It’s sensible to distrust systems that pretty consistently fail, and almost always these systems has something to do with government. Nobody, regardless of their political lean, goes out and blames the trees for bad weather. Nobody shakes their fist at a hurricane and says, “I didn’t vote for this!”.
Well, not yet anyway.
The speed with which we see the problems, globally, is sped by our ability to communicate while the response of government has not kept pace. Bureaucracy, as Gleick pointed out in ‘Faster’, was designed to slow change – it keeps things from happening too fast. For centuries mankind has been frustrated by systems that are slow. When things are slow, as individuals, we tend to find ways around them because we don’t have time for dealing with them. We’re busy running around trying to get shiny things to trade for things we need within other systems that are not working for lots of people.
Is that a condemnation? No, it’s an observation. As individuals, we don’t have the time to figure out everything that affects us because of the sheer complexity of the system. Right now (February, 2022), the Inland Revenue Service (IRS) in the United States is overwhelmed in processing tax returns – people haven’t gotten returns from 2020 (this is 2022), and the tax system is so complicated that an entire industry has been built around taxes.

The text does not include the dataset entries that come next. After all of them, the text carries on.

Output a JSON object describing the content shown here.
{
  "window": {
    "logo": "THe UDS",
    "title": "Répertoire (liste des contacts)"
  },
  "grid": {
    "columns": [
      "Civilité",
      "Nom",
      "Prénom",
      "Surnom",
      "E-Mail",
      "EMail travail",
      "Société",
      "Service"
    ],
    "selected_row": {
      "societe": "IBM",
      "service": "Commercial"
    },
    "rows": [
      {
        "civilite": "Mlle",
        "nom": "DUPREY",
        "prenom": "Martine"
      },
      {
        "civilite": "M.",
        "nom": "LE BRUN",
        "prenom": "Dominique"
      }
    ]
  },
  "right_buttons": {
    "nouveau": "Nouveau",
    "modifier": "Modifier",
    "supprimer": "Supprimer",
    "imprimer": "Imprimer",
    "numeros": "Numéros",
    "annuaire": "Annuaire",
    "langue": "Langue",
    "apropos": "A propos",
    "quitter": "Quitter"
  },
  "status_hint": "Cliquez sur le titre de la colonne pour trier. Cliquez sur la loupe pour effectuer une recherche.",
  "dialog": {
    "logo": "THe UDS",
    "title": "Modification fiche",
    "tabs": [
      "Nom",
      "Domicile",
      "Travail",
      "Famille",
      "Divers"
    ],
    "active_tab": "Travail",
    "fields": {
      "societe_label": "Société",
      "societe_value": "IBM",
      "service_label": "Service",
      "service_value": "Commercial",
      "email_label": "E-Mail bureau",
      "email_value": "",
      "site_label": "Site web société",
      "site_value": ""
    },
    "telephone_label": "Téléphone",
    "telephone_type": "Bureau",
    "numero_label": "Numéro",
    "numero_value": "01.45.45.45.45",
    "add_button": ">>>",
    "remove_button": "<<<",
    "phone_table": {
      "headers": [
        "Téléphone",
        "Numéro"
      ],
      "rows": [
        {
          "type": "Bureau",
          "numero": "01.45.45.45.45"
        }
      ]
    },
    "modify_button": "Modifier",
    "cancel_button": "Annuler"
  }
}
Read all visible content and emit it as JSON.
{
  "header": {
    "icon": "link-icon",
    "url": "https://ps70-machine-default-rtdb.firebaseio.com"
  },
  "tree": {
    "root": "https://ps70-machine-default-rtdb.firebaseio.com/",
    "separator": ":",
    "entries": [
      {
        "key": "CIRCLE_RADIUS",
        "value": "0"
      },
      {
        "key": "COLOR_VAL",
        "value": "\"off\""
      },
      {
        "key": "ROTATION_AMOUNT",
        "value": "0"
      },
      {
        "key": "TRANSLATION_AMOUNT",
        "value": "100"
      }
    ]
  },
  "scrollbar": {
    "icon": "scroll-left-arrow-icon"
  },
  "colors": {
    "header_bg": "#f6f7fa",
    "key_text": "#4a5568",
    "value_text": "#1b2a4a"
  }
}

Let’s take stock. The system by which monies are given to the government has become so complicated that people are making money off of making it simple. The only reason that’s not considered corruption is that the laws permit it – if I told you I could speed up a government process if you paid me, under different circumstances I could be a criminal. I’m not saying that people and companies that help with the tax returns are criminals. What I am saying is that the system got complicated enough that it’s easier to pay someone else to deal with, and that means people are paying money to get diminishing returns. Who wouldn’t be upset about that? How far have we come from hiding livestock from the King’s tax collectors?
“We are so POOR, sir…”
Having lived here and there, and having visited here and there outside of the tourist traps -they are, after all, traps – I can say that the problem is global, and if there is a human somewhere that doesn’t have issues with the system of taxation, they are a distinct minority. We double down here, because how that money is spent is decided by people who win popularity contests. Politicians.
What’s more, in the United States, with the case Citizens United vs FEC, corporate spending entered U.S. politics and with that, marketing which has been used effectively to sell people stuff that they didn’t want by creating a need, or selling products that are less than useful, like politicians. There are children who will say that they want to be President and yet I have never met one who aspired to be a politician. Maybe I hang out in the wrong circles, but if you do too, well, we have the beginnings of something more than anecdotal.
Meanwhile, it seems like every media outlet is echoing a sentiment of how much is spent on things that people believe are important, such as education. This is not a good metric. I can go buy a car that meets my needs for a few thousand dollars or a few million dollars. If you spend a few billion dollars on education and students aren’t learning more, what does that spending mean? Worse than nothing, it means that money is being wasted. Is it the government’s money? The government says so, but whose money is it? The money of those governed, with the exception of monarchies, authoritarian states and oligarchies where they don’t bother being dishonest about it.
Things are broken. We live in an age where we can communicate faster and somehow we manage to say less in unit time about things that are important. How do we change that?
First, we have to recognize that there is a problem. Sure, we recognize that there are problems, but in the acknowledgement of some problems it’s always about them. They caused this. They did something, or they did not do something. They. Them. The exception would be those that use they and them as pronouns, and while I don’t have an issue with people asking to be called by specific pronouns, it seems like an odd set up for self-persecution when we always seem to blame thems and theys. That seems inconvenient for them, but it is what it is and the flag has already flown.
When we weed through that mess and stop blaming people out of a matter of convenience, what we find is that there are people who simply believe differently about things. And why is that?
Education, largely, or lack thereof – and not training for jobs, but actual education, and ongoing education. Marketing of narratives for politicians and their parties. Biases in cultures we don’t understand, even in the same countries, much less what is known about other countries. And, largely the most important aspect: personal responsibility that gets lost in over complicated systems.